Judge Earl H. Maas III denied the city’s request for declaratory and injunctive relief on Aug. 26 in Vista Superior Court, reaffirming the right of Encinitas voters to have the final say on development proposals that fall outside of certain land-use parameters and policies outlined in the city’s general plan.
A so-called “friendly” lawsuit (two parties seek judicial resolution to resolve a legal question that impacts them both), filed by the City of Encinitas against the California Department of Housing and Community Development in March 2020, sought to “invalidate, or carve-out, a portion of Proposition A,” namely “decisions on density, related to housing supply,” according to court documents.
Resident group Preserve Proposition A filed as intervenors to the suit to “defend the interests of those citizens of Encinitas” who voted for the proposition.
“This is another failed attempt by the mayor and council to circumvent our citizens’ right to approve increases in density and height,” said Susan Turney, a longtime Encinitas resident and member of Preserve Proposition A. “Judge Maas was the latest judge to affirm this California Constitutional right. Prop A has never been the ‘constraint’ to passing a compliant Housing Element Update. Rather, the constraint has been the council’s housing plans that gifted developers with extras, while providing minimal affordable housing.”
According to court documents, Proposition A “seeks to protect the natural resources of the City of Encinitas, maintain the character of the City’s five communities, ensure that infrastructure and public benefits are adequately planned and funded prior to any increase in zoning, and preserve the zoning and property rights of the voters.”
Supporters view the initiative as a constitutional stronghold against unfettered development.
According to a city release, the state’s position is that “no up-zoning actions, whether or not related to a housing element, should be subject to the vote of the people.”
Mayor Catherine Blakespear told The Coast News the city achieved its goal of receiving judicial clarification on the matter.
“The city was involved in this lawsuit in the first place because the state required us to resolve what they believed was a conflict between the right-to-vote initiative (Prop A) and the city’s ability to stay compliant with state housing law,” Blakespear said. “We asked for judicial clarity on whether the city needed to ask voters for approval of state-mandated new housing sites. The court has now confirmed that we do.

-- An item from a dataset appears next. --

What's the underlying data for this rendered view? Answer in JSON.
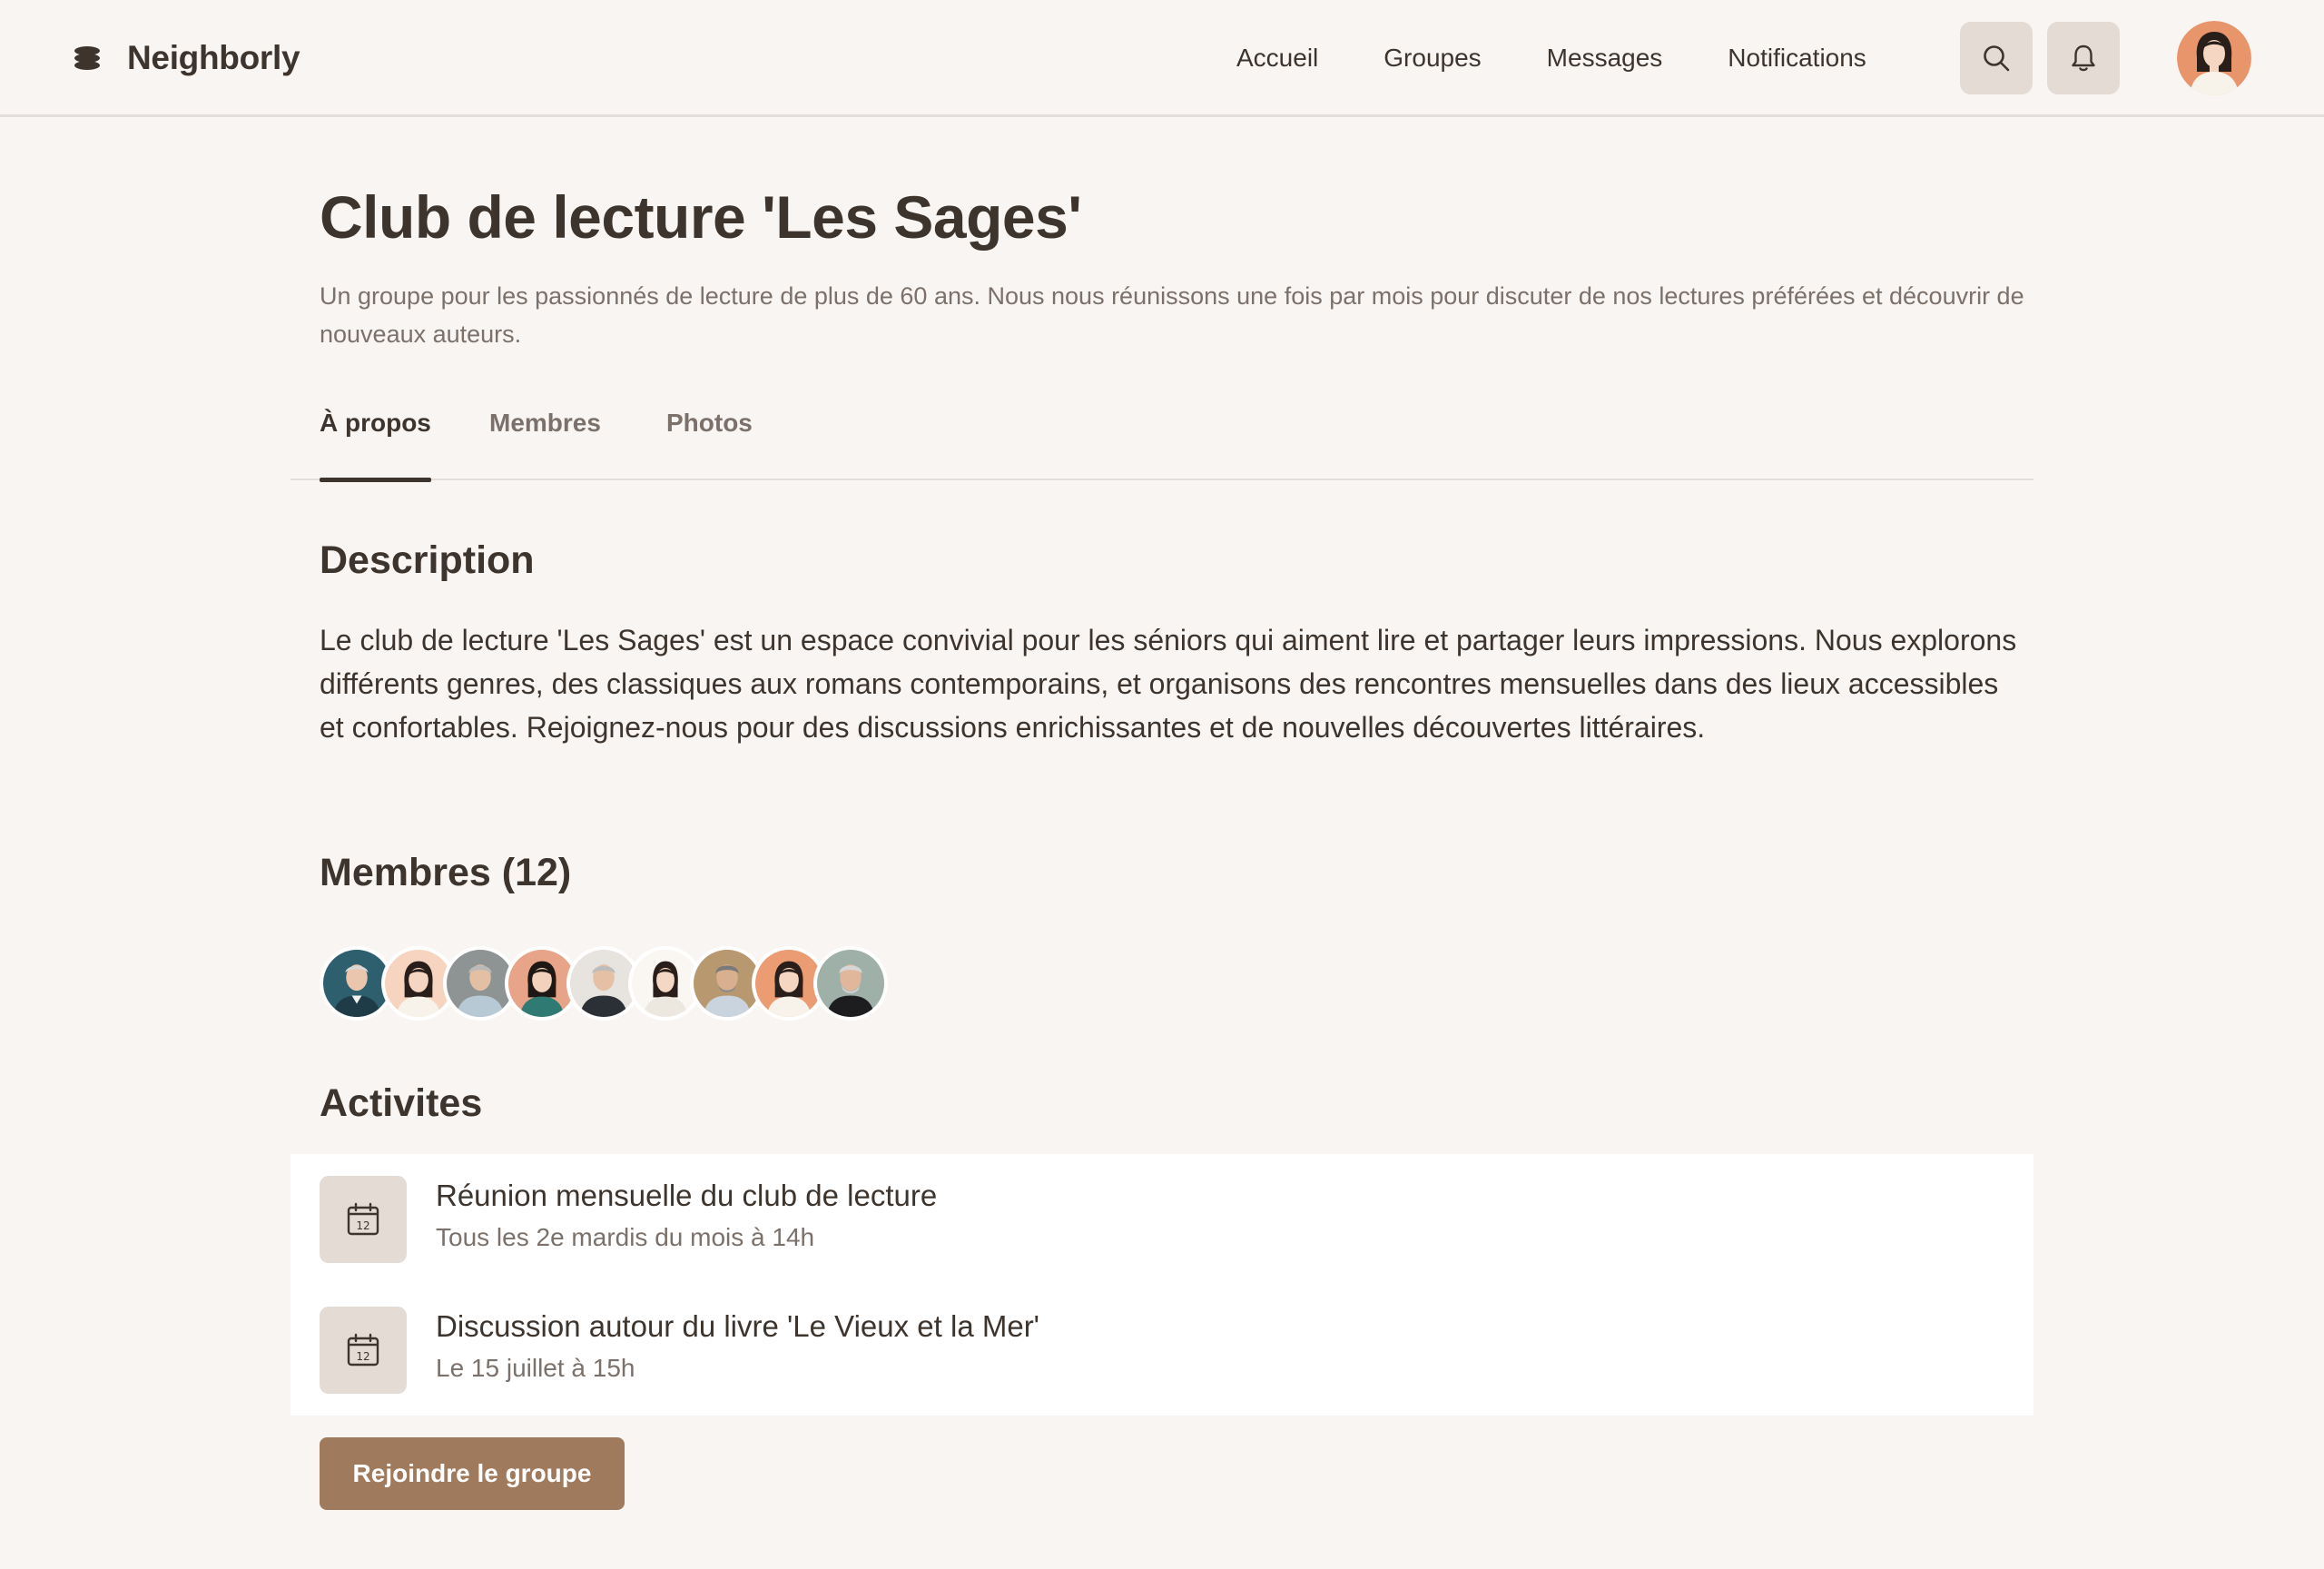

“We remain committed to providing opportunities for housing that’s affordable to people at all income levels, and per the requirements of Prop A, we will continue to work for voter approval.”
Councilman Tony Kranz acknowledged asking the court to make an exception to Prop A for the purpose of meeting the city’s affordable housing requirements was a tall order.

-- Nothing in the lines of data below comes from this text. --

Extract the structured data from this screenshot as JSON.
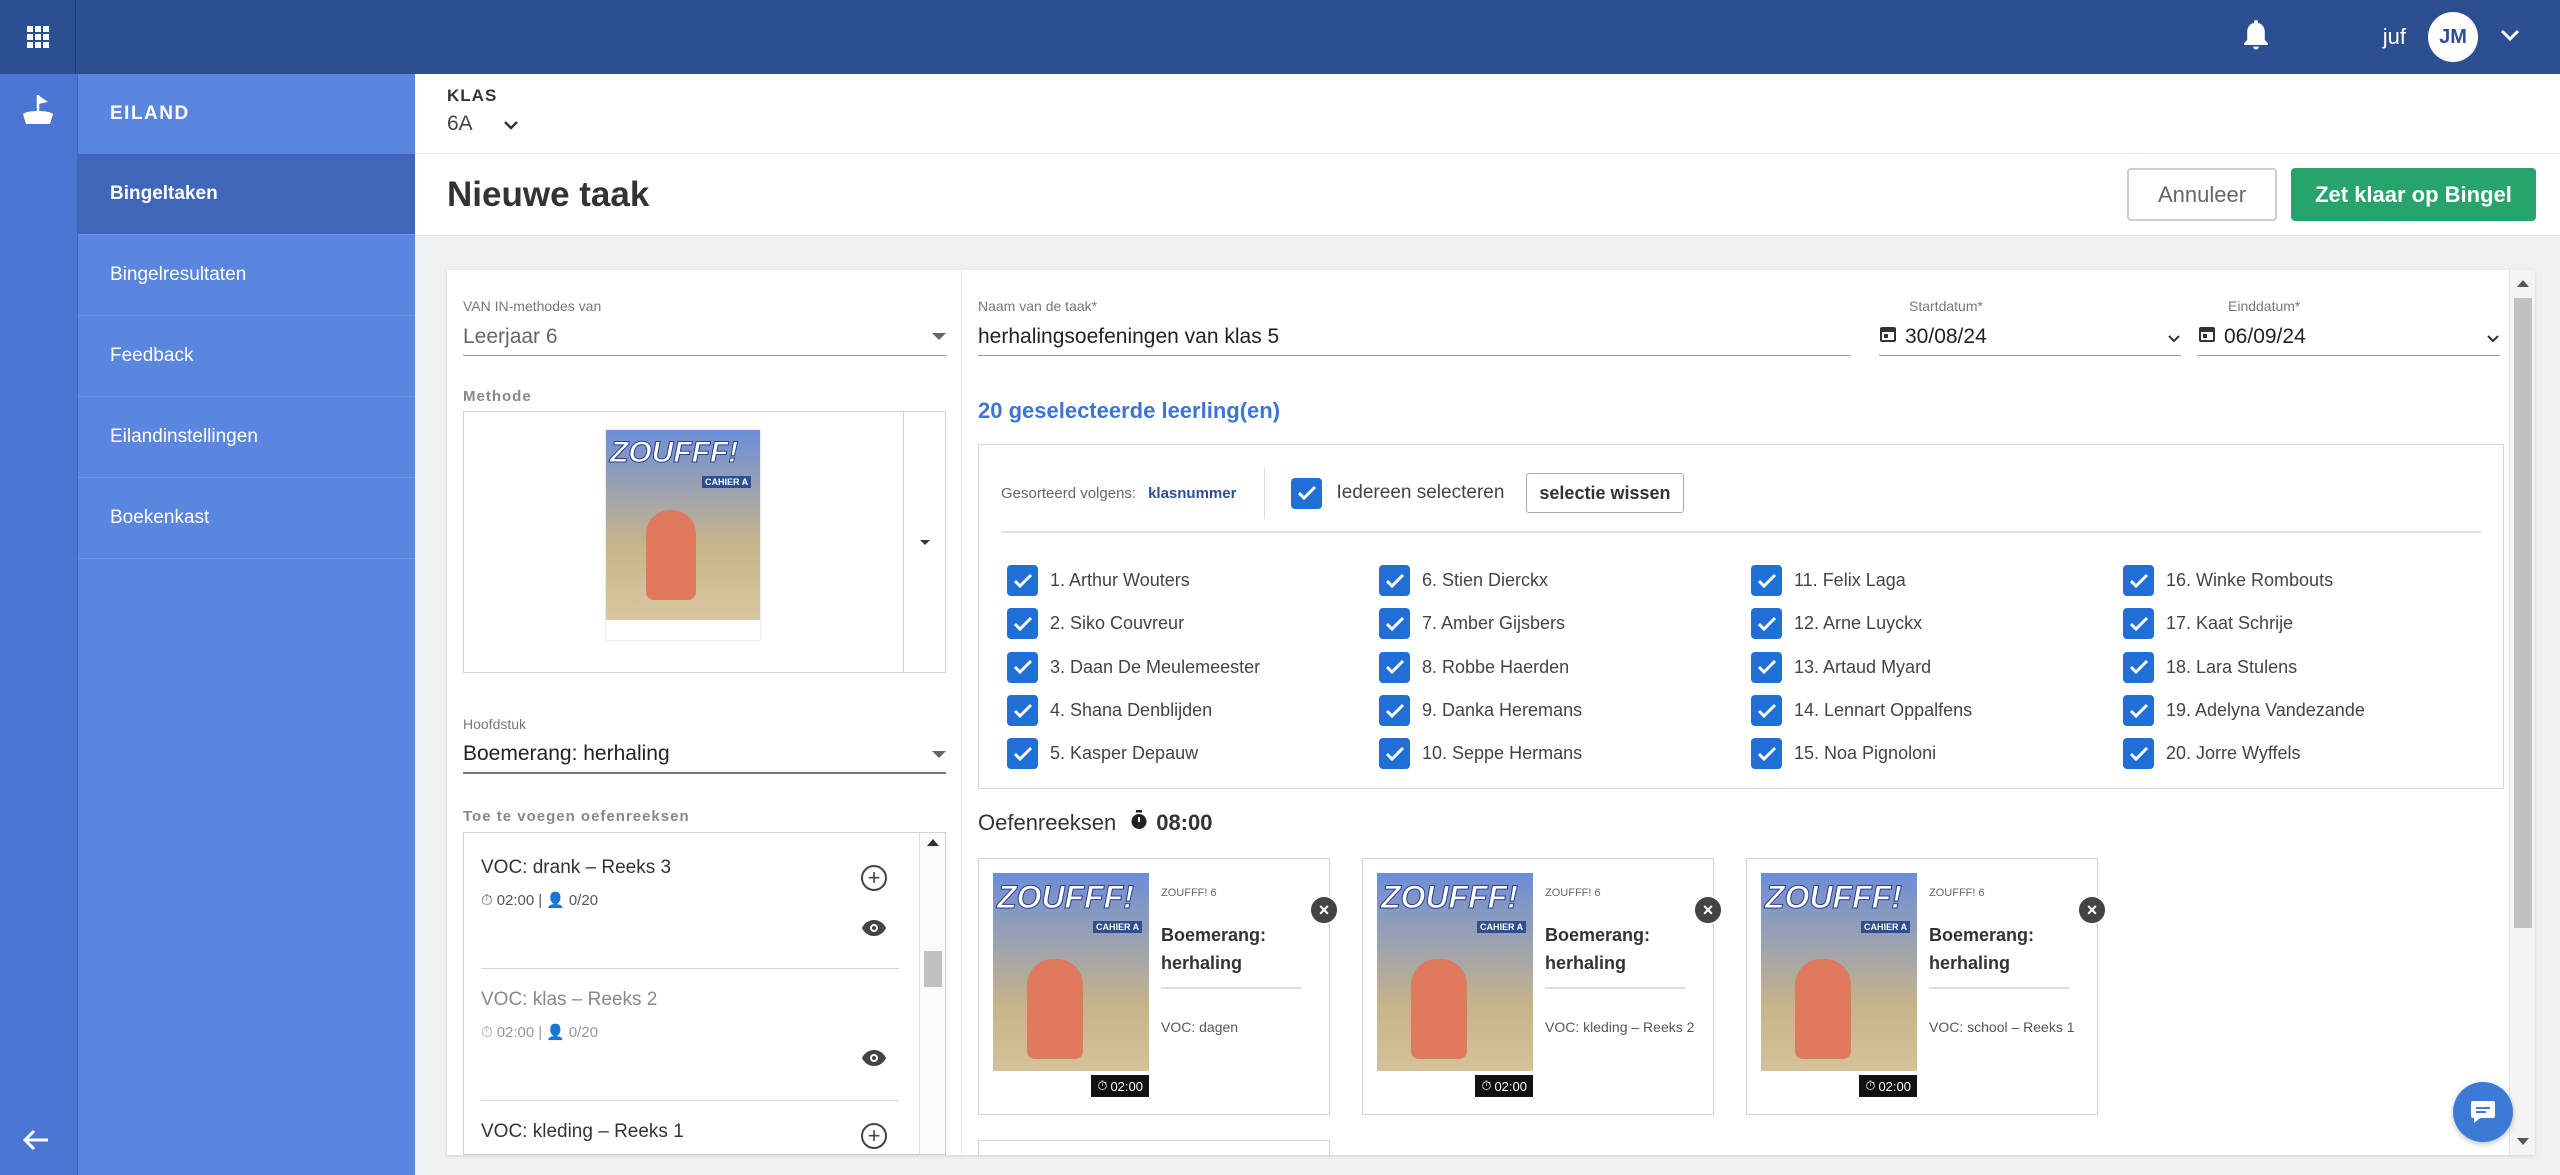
{
  "header": {
    "user_name": "juf",
    "avatar_initials": "JM"
  },
  "sidebar": {
    "title": "EILAND",
    "items": [
      {
        "label": "Bingeltaken",
        "active": true
      },
      {
        "label": "Bingelresultaten"
      },
      {
        "label": "Feedback"
      },
      {
        "label": "Eilandinstellingen"
      },
      {
        "label": "Boekenkast"
      }
    ]
  },
  "klas": {
    "label": "KLAS",
    "value": "6A"
  },
  "page": {
    "title": "Nieuwe taak",
    "cancel_label": "Annuleer",
    "submit_label": "Zet klaar op Bingel"
  },
  "form": {
    "methodes_label": "VAN IN-methodes van",
    "methodes_value": "Leerjaar 6",
    "methode_label": "Methode",
    "hoofdstuk_label": "Hoofdstuk",
    "hoofdstuk_value": "Boemerang: herhaling",
    "reeksen_label": "Toe te voegen oefenreeksen",
    "naam_label": "Naam van de taak*",
    "naam_value": "herhalingsoefeningen van klas 5",
    "start_label": "Startdatum*",
    "start_value": "30/08/24",
    "eind_label": "Einddatum*",
    "eind_value": "06/09/24"
  },
  "reeksen": [
    {
      "name": "VOC: drank – Reeks 3",
      "time": "02:00",
      "count": "0/20",
      "muted": false
    },
    {
      "name": "VOC: klas – Reeks 2",
      "time": "02:00",
      "count": "0/20",
      "muted": true
    },
    {
      "name": "VOC: kleding – Reeks 1",
      "time": "",
      "count": "",
      "muted": false
    }
  ],
  "selection": {
    "count_label": "20 geselecteerde leerling(en)",
    "sort_label": "Gesorteerd volgens:",
    "sort_value": "klasnummer",
    "select_all_label": "Iedereen selecteren",
    "clear_label": "selectie wissen"
  },
  "students": [
    "1. Arthur Wouters",
    "6. Stien Dierckx",
    "11. Felix Laga",
    "16. Winke Rombouts",
    "2. Siko Couvreur",
    "7. Amber Gijsbers",
    "12. Arne Luyckx",
    "17. Kaat Schrije",
    "3. Daan De Meulemeester",
    "8. Robbe Haerden",
    "13. Artaud Myard",
    "18. Lara Stulens",
    "4. Shana Denblijden",
    "9. Danka Heremans",
    "14. Lennart Oppalfens",
    "19. Adelyna Vandezande",
    "5. Kasper Depauw",
    "10. Seppe Hermans",
    "15. Noa Pignoloni",
    "20. Jorre Wyffels"
  ],
  "oefenreeksen": {
    "label": "Oefenreeksen",
    "total_time": "08:00",
    "cards": [
      {
        "publisher": "ZOUFFF! 6",
        "title": "Boemerang: herhaling",
        "subtitle": "VOC: dagen",
        "time": "02:00"
      },
      {
        "publisher": "ZOUFFF! 6",
        "title": "Boemerang: herhaling",
        "subtitle": "VOC: kleding – Reeks 2",
        "time": "02:00"
      },
      {
        "publisher": "ZOUFFF! 6",
        "title": "Boemerang: herhaling",
        "subtitle": "VOC: school – Reeks 1",
        "time": "02:00"
      }
    ]
  },
  "book_cover": {
    "title": "ZOUFFF!",
    "badge": "CAHIER A"
  },
  "colors": {
    "topbar": "#2c4f92",
    "sidebar": "#5a86e0",
    "sidebar_active": "#3f66b8",
    "primary": "#27a36c",
    "checkbox": "#1f6fd6",
    "link": "#3d74d6"
  }
}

“I’ve always felt that expecting a judge to declare a citizen initiative that passed in our city didn’t apply to our housing element was asking a lot,” Kranz said. “Now that the judge has ruled, we are going to need to address this inherent conflict on matters of law and the constitution with regard to land-use issues in Encinitas.”
Marco Gonzalez, attorney at Coast Law Group and outspoken critic of the proposition, told The Coast News via email that he doesn’t think this is the last legal battle facing Prop A.
“…After a couple of decades watching these housing issues unfold, I’m pretty confident this isn’t the end of the story,” Gonzales said. “Whether it’s an appellate court or the State Legislature, the tension between local control and housing affordability is not going to ease in favor of exclusivity as a result of this lower court ruling. While those fighting tooth and nail for local control will always argue they aren’t compelled by a desire to keep less fortunate people out of their community, that’s the unavoidable outcome of their policy position — and not one that many of us will accept.”
In his 10-page decision, Maas noted legal precedent makes clear neither the city’s state-mandated responsibility to adopt and update its housing element nor the state’s regulation of housing law supersedes the “power of initiative or referendum.”
“The city does not have the authority to amend Proposition A’s requirements; only the voters have that authority,” Maas wrote.
Maas also noted the state has a number of tools at its disposal to enforce municipal housing requirements, including fines, withholding or intercepting funds and appointing a court agent to bring a jurisdiction’s housing element into compliance.
“But nothing in these enumerated powers of enforcement allows [the] state to require a jurisdiction to seek to invalidate a voter initiative, nor is there any provision for a jurisdiction to sue either private citizens or to invalidate a voter initiative,” Maas wrote. “Invalidating the citizens’ right to vote should only be a last resort.